OK. But let's take another objective view of things. The general scientific consensus is that after the beginning of the Universe (whether you use the Big Bang or the God snapping his fingers theory for the beginning is largely irrelevant here), matter started forming in the form of hydrogen atoms. And that was pretty much it for a long, long time. Lots of hydrogen, pretty much nothing else. Eventually the hydrogen starts congealing into stars, atomic fusion starts cranking out other atoms and molecules, this starts congealing into other celestial bodies, all of which start moving together to form galaxies, star systems, yada yada yada, eventually culminating in the creation of the microwave burrito (the third best reason for existing).
 
Here's the thing; it all started with hydrogen. Who's to say that God didn't create all this hydrogen and think, "Damn, that is a shitload of hydrogen. That is awesome!" and leave it at that? Maybe he checked out for a few billion years, came back and thought, "What the hell happened here?" That's just as plausible as thinking that the Universe was custom made for life. In fact, if you were customizing a Universe for life, you probably wouldn't want to make it so big that interplanetary travel, even within a single star system, was virtually impossible, let alone travel on an intergalactic scale. Nor would you want to make it so that a planet needed energy from a star to support life, which limits the habitable zones that a planet could occupy. That would require more planets sharing similar orbits, and gravitation would have to be altered so that they didn't smash into each other or fly away from their orbit of said star while still keeping the inhabitants of the planets held down. If planets were self-sustaining, that problem is solved. But they aren't. That's not conducive to an increase in life throughout the Universe.
 
Come to think of it, if our Universe was tailor-made for life, the person responsible really didn't think things through.

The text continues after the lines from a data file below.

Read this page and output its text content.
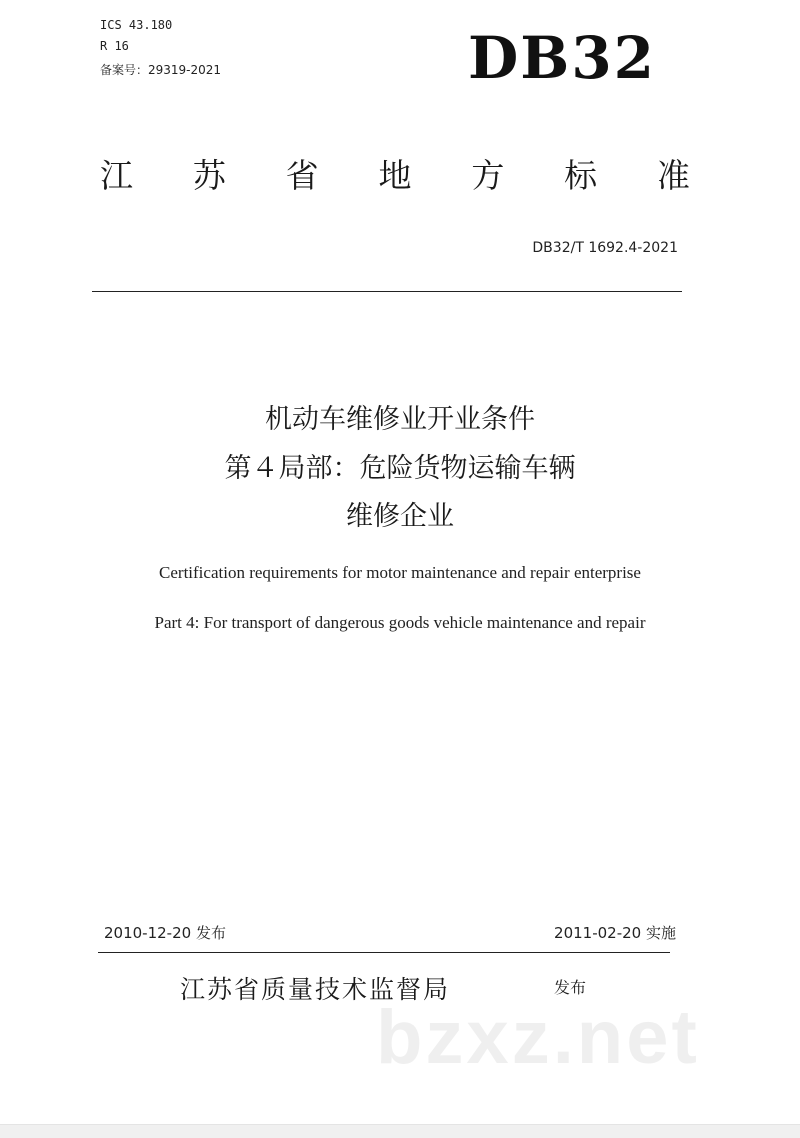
ICS 43.180
R 16
备案号：29319-2021	DB32
江 苏 省 地 方 标 准
DB32/T 1692.4-2021
机动车维修业开业条件
第４局部：危险货物运输车辆
维修企业
Certification requirements for motor maintenance and repair enterprise
Part 4: For transport of dangerous goods vehicle maintenance and repair
2010-12-20 发布	2011-02-20 实施
江苏省质量技术监督局	发布
bzxz.net
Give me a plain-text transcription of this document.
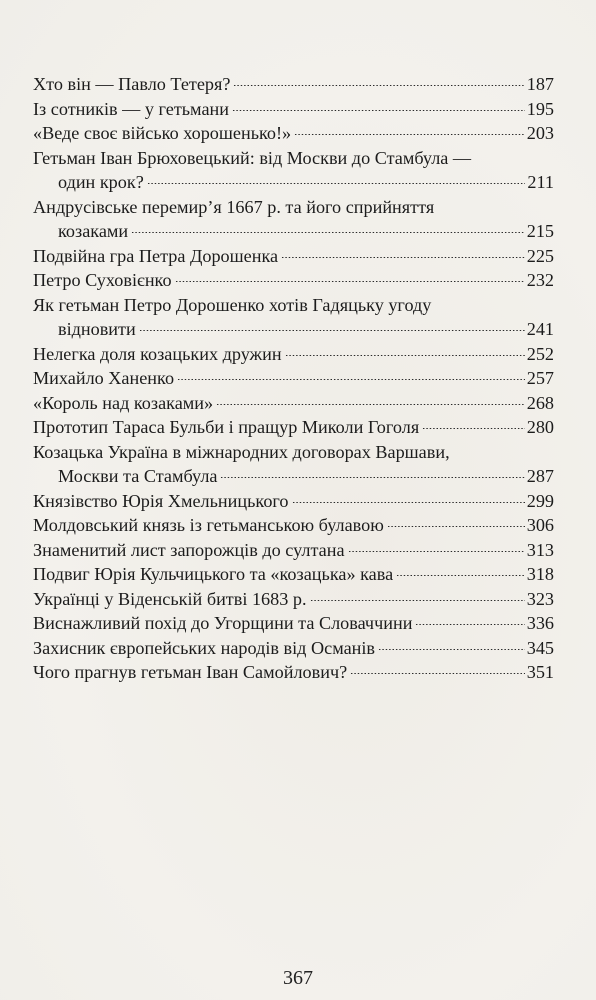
Хто він — Павло Тетеря?	187
Із сотників — у гетьмани	195
«Веде своє військо хорошенько!»	203
Гетьман Іван Брюховецький: від Москви до Стамбула —
один крок?	211
Андрусівське перемир’я 1667 р. та його сприйняття
козаками	215
Подвійна гра Петра Дорошенка	225
Петро Суховієнко	232
Як гетьман Петро Дорошенко хотів Гадяцьку угоду
відновити	241
Нелегка доля козацьких дружин	252
Михайло Ханенко	257
«Король над козаками»	268
Прототип Тараса Бульби і пращур Миколи Гоголя	280
Козацька Україна в міжнародних договорах Варшави,
Москви та Стамбула	287
Князівство Юрія Хмельницького	299
Молдовський князь із гетьманською булавою	306
Знаменитий лист запорожців до султана	313
Подвиг Юрія Кульчицького та «козацька» кава	318
Українці у Віденській битві 1683 р.	323
Виснажливий похід до Угорщини та Словаччини	336
Захисник європейських народів від Османів	345
Чого прагнув гетьман Іван Самойлович?	351
367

Why make meteors and asteroids and comets whipping through space unpredictably and occasionally smashing into things like, say, planets, which looks cool in a telescope, but has the unfortunate side effect of ending virtually all life if you happen to be on the planet that gets hit? That's not tailor-making a Universe for life unless one of the conditions of life is the insistence that there be a constant possibility that it ends in a cataclysmic fireball. Why make supernovas or black holes or quasars which can destroy entire star systems? Why make life dependant on destroying other life to maintain its own?
 
Why did life have to come along and ruin everything for the hydrogen atoms?